Nick Coghlan writes:
It doesn't bother me that much personally, especially if it was a general comma delimited capability that also worked with other code point names,
I think it should bother you, though. It's not a problem for Python core developers, it's true. Similarly, ISO 2022 was a great idea in theory, and works fine for communication of text over streams. The problem is when you want to embed that stream in some higher-level protocol. So, for example, the original space-separated syntax breaks one-argument split-string, while your comma-separated version breaks CSV. You could fix both of those by using no separator and simply finishing the current code point on encountering "U+" or "}", but I doubt anybody would find that variant appealing. Now, for program literals this isn't going to matter because a string will be converted to internal representation by the compiler, and the program never sees that syntax. But what about applications like web frameworks which often eval client-supplied strings?

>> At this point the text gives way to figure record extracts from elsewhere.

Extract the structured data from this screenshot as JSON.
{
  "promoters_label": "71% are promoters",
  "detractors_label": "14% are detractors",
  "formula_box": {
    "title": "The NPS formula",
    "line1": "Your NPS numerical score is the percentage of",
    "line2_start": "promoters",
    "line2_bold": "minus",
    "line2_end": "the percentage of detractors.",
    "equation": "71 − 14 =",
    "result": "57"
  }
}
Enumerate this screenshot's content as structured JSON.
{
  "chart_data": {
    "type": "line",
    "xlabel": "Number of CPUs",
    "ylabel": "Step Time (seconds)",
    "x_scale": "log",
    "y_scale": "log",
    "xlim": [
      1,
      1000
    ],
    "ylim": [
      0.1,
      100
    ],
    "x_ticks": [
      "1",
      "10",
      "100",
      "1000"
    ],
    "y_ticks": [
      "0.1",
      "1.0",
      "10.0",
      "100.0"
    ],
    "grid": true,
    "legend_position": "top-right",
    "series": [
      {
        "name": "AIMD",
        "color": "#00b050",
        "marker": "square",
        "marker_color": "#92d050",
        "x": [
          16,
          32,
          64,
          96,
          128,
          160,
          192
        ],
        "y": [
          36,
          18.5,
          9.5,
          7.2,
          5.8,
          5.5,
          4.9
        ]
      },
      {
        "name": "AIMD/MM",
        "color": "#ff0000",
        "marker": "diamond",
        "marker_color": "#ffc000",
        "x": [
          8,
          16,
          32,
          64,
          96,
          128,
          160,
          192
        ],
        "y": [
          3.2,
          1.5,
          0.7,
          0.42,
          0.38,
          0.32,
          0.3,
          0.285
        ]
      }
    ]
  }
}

I hope we are not going to recommend they eval them before validating them!<wink/>
but my inclination is to call YAGNI on the additional complexity.
"Using 'complexity' to refer to this syntax isn't really valid though - what it is, is 'complicated'."<wink/>
Using "modal encoding" to refer to that change isn't really valid though
No, it's quite correct, at least in ISO-land. There, a modal encoding is one which must maintain state across *code points*. The single- code-point "\N" syntax needs to maintain state across *code units*, but when it's done with a code *point*, it's done - there's no state to worry about before starting to parse the next one. By your definition, UTF-8 is modal, but that doesn't seem a very useful categorization to me.